Adelina Mwau, the Makueni Deputy Governor, says through Makueni Care, the county has brought health services closer to the people and what is more, Makueni is the only one with a gender recovery centre with the right personnel including a counseling unit in all 10 sub-county hospitals.
The genesis of Makueni care, Musyoki says, is from the roughly 200,000 households in 2016. The amount that was being collected from sub-county hospitals totaled to Sh80 million a year and “so if each household paid Sh500 we would have Sh100 million even more than what the county was collecting.”

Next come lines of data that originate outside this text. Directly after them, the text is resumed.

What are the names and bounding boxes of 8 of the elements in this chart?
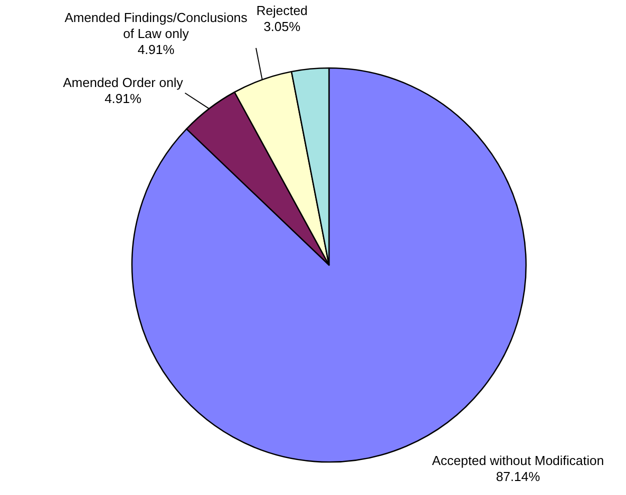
data-label: 87.14%	[496, 469, 540, 484]
data-label: 4.91%	[138, 42, 175, 57]
slice-label: Amended Order only	[63, 75, 184, 90]
data-label: 3.05%	[264, 19, 301, 34]
slice-label: Accepted without Modification	[432, 453, 604, 468]
slice-label: Rejected	[256, 3, 308, 18]
data-label: 4.91%	[104, 91, 142, 106]
slice-label: Amended Findings/Conclusions of Law only	[64, 10, 248, 41]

This covers inpatient and outpatient services including surgeries, imaging or laboratories services that a patient needs and “if a patient dies or a family loses their loved ones, Makueni Care also caters for the first 10 days the body will be in the morgue” says Musyoki adding that while “previously the health-seeking behavior was very poor but now people are coming to hospitals early to seek services.” This includes more women attending antenatal clinics including all four scheduled clinics during their prenatal stage and thus boosting maternal and infant healthcare.
“We are now getting an influx of patients from neighbouring counties,” says Musyoki. “Women are coming all over even from Nairobi to give birth in Makueni.”
Unfortunately, the insurance only applies to Makueni residents and outsiders have to pay out of pocket.
“We are now investing heavily in the community health strategy. We have now developed a policy,” explains Musyoki. “We are also investing more in preventive services so that we scale down on our curative services then we can have a sustainable health system in Makueni County.”